その付喪神であるくさりんを、ペしペし叩く。すると、刃の付け根辺りにくりっとした目が開いた。そして、辺りをキョロッと見回すと、智鶴たちに気がつき、咄嗟に竜子へ絡みつく。
「いや~この子、対妖ならしっかりしてるんだけどね~。人見知りが激しくて……。特に女性なんて私以外直視出来ないんだ。ははは」
智鶴は何だか親近感が湧いた。
「だから、こんなに戦闘向きなのにこの間は使ってこなかったのね」
「そういうこと。あと、因みにだけど、普段はみんな隠形しているだけで、常に私の周りには居るんだよ。ただ、その隠形が強力すぎて、姿を消している時は隼人君にも気がつかれないほどだけど」
「……隼人くん?」
先ほどまでは機嫌の良かった智鶴が訝しげに小さく呟いたが、2人には聞こえていない様だった。
「他には? 符術とか」
実際に符術を食らった百目鬼が、智鶴にも共有しようと、話を振る。
「ああ、もう残り少ないけど、妖封じとか、木火土金水それぞれの呪符は持ってるかな」
「木火土金水、なら、中国の、陰陽思想、譲り? 大本が、陰陽師、とか?」
木火土金水というのは、中国の陰陽五行説における、万物の元素である。
「その辺はよく知らないんだけどね~。これは基本だからって、お母さんに叩き込まれてて。と言っても、呪力流して投げるくらいしか出来ないけど」
戦闘服が狩衣を模しているところから、源流が陰陽術にあっても不思議では無い。
「そうなんだ。自分で、書いてる? それとも、買ってる?」
札を買うか、自分で書くかというのは、呪術者の定番トークである。
「自分で構築は出来ないな……。猫柳様に仲介を頼んで、買ってたよ」
「猫柳だと、ひょっとしたら千羽製かもしれないわね」
「ああ、ごめんね。販売元までは分からないの」
申し訳なさそうに竜子が頭を掻く。
「そうだよね。手の内、まだある?」
「もうないかな」
手品師のように掌を広げて見せながらそう答えた。
「じゃあ、次は、俺で」
百目鬼が順番を引き継ぐ。
「俺は、百々(ど)目鬼の、先祖返り。見ての通り、腕に眼がある」
「おお。間近で見ると、結構凄いね。睫とかはないんだ」
「うん。まぶたはあるけど」
「百目鬼の千里眼は凄いのよ~。敵の位置なんて直ぐに捕捉しちゃうんだから」
智鶴が胸を張ってそう主張した。
「なんで、智鶴が、得意げ、なの」
「いいじゃない。別に」
「そう、今智鶴が、言った、通り。俺の、能力、千里眼。普段は、呪いの包帯で、抑えてる」
「千里眼以外には使えないの?」
因みに千里眼はただ遠くを見るだけの技でなく、この技を使える者は透視に、気配読み、急所捕捉等が出来る。ただ、百目鬼はまだ発展途上であり、気配読みと急所捕捉しかできない。
「これ、以外、だと、符術と体術」
「そう言えば使ってたね」
「でも、符術は、智喜様のしか使えない」
「何で?」
「俺、殆ど、妖力で、霊力由来の、呪符、使うのは、苦手」
「なるほどね~。濃いんだ」
「そう」
濃いと言ったのは、妖の血の量である。ただ先祖返りと言っても、その身に力を宿している者と、取り憑かれているような状態の者が居る。百目鬼は前者であり、その中でも特に妖の血が濃い部類である。
「千里眼、体術、符術でOK?」
「うん。じゃあ、最後、智鶴」
自分の番が回って来た智鶴は、顎に人差し指を当てて、どう話そうか逡巡した後、「本当は話したくないのよ?」と前置きして、説明を始めた。

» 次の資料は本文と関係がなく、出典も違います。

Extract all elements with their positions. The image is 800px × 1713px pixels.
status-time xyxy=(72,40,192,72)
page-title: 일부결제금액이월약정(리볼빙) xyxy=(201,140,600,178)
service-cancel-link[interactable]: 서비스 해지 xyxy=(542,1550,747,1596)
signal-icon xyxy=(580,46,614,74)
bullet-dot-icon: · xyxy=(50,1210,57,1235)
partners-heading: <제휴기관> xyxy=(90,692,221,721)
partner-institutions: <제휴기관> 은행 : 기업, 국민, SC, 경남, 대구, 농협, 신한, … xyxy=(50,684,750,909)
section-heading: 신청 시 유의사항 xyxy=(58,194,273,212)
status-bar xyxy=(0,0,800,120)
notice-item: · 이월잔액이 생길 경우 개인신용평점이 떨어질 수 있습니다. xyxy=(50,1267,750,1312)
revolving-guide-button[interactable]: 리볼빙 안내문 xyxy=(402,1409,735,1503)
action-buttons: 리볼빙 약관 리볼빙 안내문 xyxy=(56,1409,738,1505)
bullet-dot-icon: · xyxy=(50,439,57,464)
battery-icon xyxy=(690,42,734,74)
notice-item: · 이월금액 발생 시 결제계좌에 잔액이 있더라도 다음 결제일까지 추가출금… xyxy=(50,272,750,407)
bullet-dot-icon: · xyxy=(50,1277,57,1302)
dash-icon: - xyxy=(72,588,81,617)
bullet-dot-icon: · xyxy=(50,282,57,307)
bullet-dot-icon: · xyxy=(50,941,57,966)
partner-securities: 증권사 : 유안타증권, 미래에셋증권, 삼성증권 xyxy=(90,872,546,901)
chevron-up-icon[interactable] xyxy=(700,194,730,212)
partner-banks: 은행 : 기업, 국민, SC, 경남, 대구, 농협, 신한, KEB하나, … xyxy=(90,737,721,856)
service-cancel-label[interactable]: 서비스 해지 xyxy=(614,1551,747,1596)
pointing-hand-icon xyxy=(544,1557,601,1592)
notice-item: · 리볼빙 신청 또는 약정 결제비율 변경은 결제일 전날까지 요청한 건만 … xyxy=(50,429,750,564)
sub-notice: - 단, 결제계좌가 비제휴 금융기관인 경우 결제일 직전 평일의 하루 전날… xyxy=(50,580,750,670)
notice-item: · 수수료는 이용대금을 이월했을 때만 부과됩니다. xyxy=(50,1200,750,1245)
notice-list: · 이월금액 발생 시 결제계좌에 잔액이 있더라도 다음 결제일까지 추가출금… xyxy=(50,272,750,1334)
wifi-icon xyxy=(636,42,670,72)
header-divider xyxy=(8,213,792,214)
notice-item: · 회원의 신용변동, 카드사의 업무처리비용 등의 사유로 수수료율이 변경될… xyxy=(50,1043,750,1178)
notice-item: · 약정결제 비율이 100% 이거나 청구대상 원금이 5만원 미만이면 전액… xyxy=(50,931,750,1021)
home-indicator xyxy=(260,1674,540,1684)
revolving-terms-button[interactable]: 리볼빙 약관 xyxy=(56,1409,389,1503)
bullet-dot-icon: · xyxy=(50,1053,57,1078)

「私は知っての通り、紙操術師よ。紙なら何でも操れるし、最近気がついたけど、紙にくるんだりしていれば、一緒に操れるみたい。でも、紙以外は操れない」
「操るって、具体的には?」
「浮かす、切る、刺す……。と、紙の性質を私の力で強化する感じね。紙で手を切った事あるでしょ?」
「ああ、なるほど」
「でも、だからこそ水には弱いし、燃やされたら灰になるわ」
智鶴が巾着から一枚の紙を抜き取り、宙で離すと、それがそこに固定される。続けざまにそれをチョンとつつくと、ぱたぱたと折りたたまれて鶴の形を成し、生きているかの様に羽ばたいて見せた。
「おお~。器用なものだね」
「浮かせられるのも、今はまだ20枚までの制限があるけれどね」
「20枚?」
「そう、おじいちゃんからそれ以上は霊力の消耗が激しいから止めろって」
「でも、かなり霊力値高いよね? 大きな紙も操ってたし」
「……? そうなの?」
「智鶴は、かなりの、方」
「試しに限界までやってみたら?」
「でも、おじいちゃんに止められてるし、やめとくわ」
「……そう」
竜子は首を傾げた。祖父に止められているだけで、自分の力量を知ろうとしない智鶴が不思議だったのだ。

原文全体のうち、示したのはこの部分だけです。